Treatment and Prognosis

The treatment for DFSP is wide local excision with histologically negative margins [12, 18, 23]. There is a high local recurrence rate after inadequate excision, and several published series have stressed the importance of wide excision, defined as ≥ 3 cm of clinically uninvolved skin down to and including the fascia. But Arnaud et al [24] noted that it is important to excise a tumour with 5 cm margin during the initial procedure to improve treatment results of DFSP. More recently, Mohs micrographic surgery is being advocated as the treatment of choice, [10] with relatively little chance of recurrence compared to wide local excision. Mohs micrographic surgery allows precise histological mapping of all margins, both deep and lateral. This technique requires continuing sequential horizontal sectioning during resection and immediate frozen microscopic examination, until a free margin is obtained. Owing to the large size of this tumor, the structures involved, and cosmetic considerations in this case, a margin of resection would be 2 to 3 cm. As primary closure is not always feasible, reconstructive surgery using a local skin flap, skin grafting, mesh, or myocutaneous flap may be required.

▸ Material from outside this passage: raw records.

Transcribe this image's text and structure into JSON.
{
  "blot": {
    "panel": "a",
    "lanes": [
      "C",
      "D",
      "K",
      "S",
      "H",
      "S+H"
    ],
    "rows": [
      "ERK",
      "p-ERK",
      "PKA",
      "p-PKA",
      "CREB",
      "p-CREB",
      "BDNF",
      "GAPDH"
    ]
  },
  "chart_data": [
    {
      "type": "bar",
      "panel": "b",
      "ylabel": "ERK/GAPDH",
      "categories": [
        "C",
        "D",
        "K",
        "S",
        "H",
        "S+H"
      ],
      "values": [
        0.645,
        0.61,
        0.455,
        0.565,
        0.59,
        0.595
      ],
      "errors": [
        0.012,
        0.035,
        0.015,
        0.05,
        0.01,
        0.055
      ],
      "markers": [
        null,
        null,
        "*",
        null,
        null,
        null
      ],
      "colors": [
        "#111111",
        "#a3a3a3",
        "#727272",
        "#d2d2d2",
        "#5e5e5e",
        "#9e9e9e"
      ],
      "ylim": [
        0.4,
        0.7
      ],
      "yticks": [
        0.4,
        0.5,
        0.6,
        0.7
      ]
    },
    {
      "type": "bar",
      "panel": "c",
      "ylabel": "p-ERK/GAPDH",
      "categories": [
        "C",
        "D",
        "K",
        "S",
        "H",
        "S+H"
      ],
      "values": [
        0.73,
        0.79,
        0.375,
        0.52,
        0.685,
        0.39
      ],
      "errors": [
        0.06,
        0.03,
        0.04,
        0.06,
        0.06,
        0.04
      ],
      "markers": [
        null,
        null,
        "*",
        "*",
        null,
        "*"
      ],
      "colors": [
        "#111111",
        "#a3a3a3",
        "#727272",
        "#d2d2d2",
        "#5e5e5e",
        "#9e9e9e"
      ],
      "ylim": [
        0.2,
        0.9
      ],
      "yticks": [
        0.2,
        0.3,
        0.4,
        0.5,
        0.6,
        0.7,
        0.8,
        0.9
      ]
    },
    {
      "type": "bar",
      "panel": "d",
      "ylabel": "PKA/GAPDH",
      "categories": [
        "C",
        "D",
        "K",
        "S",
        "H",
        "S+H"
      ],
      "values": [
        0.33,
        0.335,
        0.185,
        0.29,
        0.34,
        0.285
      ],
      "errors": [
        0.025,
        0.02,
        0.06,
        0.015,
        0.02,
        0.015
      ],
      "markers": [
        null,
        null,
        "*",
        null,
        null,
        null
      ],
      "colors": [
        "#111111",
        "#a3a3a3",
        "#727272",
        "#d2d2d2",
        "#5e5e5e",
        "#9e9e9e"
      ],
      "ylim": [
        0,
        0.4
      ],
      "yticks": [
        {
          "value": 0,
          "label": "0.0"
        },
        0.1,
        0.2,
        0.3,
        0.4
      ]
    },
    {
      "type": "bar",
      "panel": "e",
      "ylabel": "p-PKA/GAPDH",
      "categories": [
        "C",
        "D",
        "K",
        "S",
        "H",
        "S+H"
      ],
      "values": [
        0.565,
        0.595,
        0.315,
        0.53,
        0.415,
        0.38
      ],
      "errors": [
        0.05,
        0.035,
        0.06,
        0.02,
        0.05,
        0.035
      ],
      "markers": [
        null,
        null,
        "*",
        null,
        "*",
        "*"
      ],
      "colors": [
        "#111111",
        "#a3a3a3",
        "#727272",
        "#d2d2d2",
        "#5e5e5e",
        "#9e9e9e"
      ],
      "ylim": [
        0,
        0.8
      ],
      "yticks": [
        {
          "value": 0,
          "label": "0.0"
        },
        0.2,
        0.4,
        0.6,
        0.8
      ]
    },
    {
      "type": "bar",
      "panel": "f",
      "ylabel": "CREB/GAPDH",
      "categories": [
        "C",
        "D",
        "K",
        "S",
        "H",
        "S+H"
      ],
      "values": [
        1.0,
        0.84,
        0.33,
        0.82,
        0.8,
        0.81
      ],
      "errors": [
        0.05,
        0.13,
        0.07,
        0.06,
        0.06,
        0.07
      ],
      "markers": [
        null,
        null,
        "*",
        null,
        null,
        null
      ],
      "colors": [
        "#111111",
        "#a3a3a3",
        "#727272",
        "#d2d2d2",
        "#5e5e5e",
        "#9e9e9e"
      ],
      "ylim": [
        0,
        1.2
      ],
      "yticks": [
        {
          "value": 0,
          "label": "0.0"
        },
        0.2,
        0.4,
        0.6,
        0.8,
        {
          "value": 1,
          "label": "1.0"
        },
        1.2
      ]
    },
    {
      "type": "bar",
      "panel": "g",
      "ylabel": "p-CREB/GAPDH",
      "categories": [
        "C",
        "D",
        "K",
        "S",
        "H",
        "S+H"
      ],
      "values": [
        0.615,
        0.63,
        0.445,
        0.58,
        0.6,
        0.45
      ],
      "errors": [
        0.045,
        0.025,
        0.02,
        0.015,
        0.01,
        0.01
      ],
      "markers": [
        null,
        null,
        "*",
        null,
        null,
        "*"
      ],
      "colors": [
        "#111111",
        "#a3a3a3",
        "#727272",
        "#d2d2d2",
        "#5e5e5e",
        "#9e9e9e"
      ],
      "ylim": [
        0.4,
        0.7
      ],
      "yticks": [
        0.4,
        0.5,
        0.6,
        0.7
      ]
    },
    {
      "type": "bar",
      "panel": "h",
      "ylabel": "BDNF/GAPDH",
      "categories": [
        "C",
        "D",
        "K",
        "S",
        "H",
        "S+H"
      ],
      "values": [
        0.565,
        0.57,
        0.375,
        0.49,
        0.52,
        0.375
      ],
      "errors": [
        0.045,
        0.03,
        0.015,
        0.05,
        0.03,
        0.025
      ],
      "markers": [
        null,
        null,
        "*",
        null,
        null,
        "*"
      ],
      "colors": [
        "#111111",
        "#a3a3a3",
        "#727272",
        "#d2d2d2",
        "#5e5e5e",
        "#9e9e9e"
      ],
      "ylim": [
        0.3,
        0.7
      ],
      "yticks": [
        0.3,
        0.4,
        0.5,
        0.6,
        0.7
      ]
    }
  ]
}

Although DFSP is non-sensitive to chemotherapy, Ng et al [25] reported a case of pediatric DFSP with chemosensitivity. The patient was given a treatment trial with weekly vinblastine and oral methotrexate. A good partial response was achieved after six weeks, and complete remission had been achieved at the fivemonth follow-up [25]. Interestingly, Rutkowski et al. have reported response of up to 50% using IMANITIB. In our case, the prior imatinib therapy has given good results with considerable reduction in tumor mass that can facilitate the surgical treatment of the tumor.

Radiotherapy is a treatment option for unresectable lesions or in case of margin involvement but has limited value as primary therapy of patients who can be cured by surgery [26]. Although adjuvant radiation seems to provide a benefit for some of the treated patients, the present data remain highly inconclusive regarding the true effectiveness of adjuvant radiation in preventing recurrence and metastasis of DFSP-FS [27].

Local recurrence is most commonly a factor of the margin of resection and tumor subtype [5, 10, 12, 17, 23, 26]. There have been reports of recurrence with tumor margins <2.5 cm for DFSP on the head and neck [5]. There are reports of metastatic disease to the bones, lungs, and even pancreas [5, 12]. These metastases, although rare, are more common with DFSP-FS [23].

The management of a scalp DFSP without local invasion is still controversial. Interestingly, all reports which presented scalp DFSP as a case report were residual tumours after incomplete treatment. Since there is no standard for pre or post-operative adjuvant therapy, incomplete treatment can only be explained with incomplete resection of the tumour in spite of tumor free margins. Diameters of the safety margins were discussed in the literature by the different authors but there is no data related to the depth of resection. Excision of the periosteum of the cranium with shaving of the outer layer should be the first treatment. Reconstruction of the defect could be done with skin grafting for detection of the recurrence in the early period. Patients should be followed for a long time for recurrence and metastasis. After appropriate time, scalp reconstruction can be done for cosmetic reasons with tissue expanders.

DFSP is a rare skin malignancy. This entity is more likely to recur when there is a small margin of excision and head disease. Wide local excision is the gold standard of primary treatment while Imatinib is recommended for the reduction of the tumor mass for large tumors particularly in specific locations such as the scalp and face.